Step 6: Calculate f(3) - f(1). We are asked to find $f(3) - f(1)$. $f(3) = \arctan(\sqrt{3}) - \frac{\sqrt{3}}{1 + 3} + C = \frac{\pi}{3} - \frac{\sqrt{3}}{4} + C$ $f(1) = \arctan(\sqrt{1}) - \frac{\sqrt{1}}{1 + 1} + C = \frac{\pi}{4} - \frac{1}{2} + C$ $f(3) - f(1) = \left(\frac{\pi}{3} - \frac{\sqrt{3}}{4} + C\right) - \left(\frac{\pi}{4} - \frac{1}{2} + C\right) = \frac{\pi}{3} - \frac{\pi}{4} - \frac{\sqrt{3}}{4} + \frac{1}{2} = \frac{4\pi - 3\pi}{12} - \frac{\sqrt{3}}{4} + \frac{1}{2} = \frac{\pi}{12} - \frac{\sqrt{3}}{4} + \frac{1}{2}$ $f(3) - f(1) = \frac{\pi}{12} + \frac{1}{2} - \frac{\sqrt{3}}{4}$

Common Mistakes & Tips

• Forgetting the constant of integration: Remember to include "+ C" when performing indefinite integration.

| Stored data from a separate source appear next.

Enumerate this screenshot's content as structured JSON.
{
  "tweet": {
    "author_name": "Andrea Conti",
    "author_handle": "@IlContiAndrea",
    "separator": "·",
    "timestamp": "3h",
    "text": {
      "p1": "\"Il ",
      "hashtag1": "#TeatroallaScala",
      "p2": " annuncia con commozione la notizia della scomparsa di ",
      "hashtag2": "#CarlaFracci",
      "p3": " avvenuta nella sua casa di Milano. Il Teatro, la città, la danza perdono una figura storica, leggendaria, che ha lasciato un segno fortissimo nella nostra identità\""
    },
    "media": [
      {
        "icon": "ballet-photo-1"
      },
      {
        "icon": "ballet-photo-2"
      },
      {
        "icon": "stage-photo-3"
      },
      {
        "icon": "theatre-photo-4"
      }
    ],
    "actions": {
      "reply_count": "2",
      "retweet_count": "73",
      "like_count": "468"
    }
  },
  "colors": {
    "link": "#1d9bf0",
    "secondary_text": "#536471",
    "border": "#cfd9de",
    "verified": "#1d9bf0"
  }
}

Although it cancels out when finding the difference f(3) - f(1), it's crucial for the general form of the integral.
• Incorrectly substituting back: Be careful when substituting back from $\theta$ to $x$. Make sure to use the correct trigonometric identities and relationships.
• Sign Errors: Double check your signs when distributing the negative sign during subtraction $f(3) - f(1)$.

Summary

We solved the indefinite integral by using trigonometric substitution, specifically $x = \tan^2 \theta$. We then simplified the integral using trigonometric identities and integrated with respect to $\theta$. Finally, we substituted back to express the result in terms of $x$ and calculated $f(3) - f(1)$, which resulted in $\frac{\pi}{12} + \frac{1}{2} - \frac{\sqrt{3}}{4}$.

Final Answer The final answer is $\boxed{\frac{\pi}{12} + \frac{1}{2} - \frac{\sqrt{3}}{4}}$, which corresponds to option (B).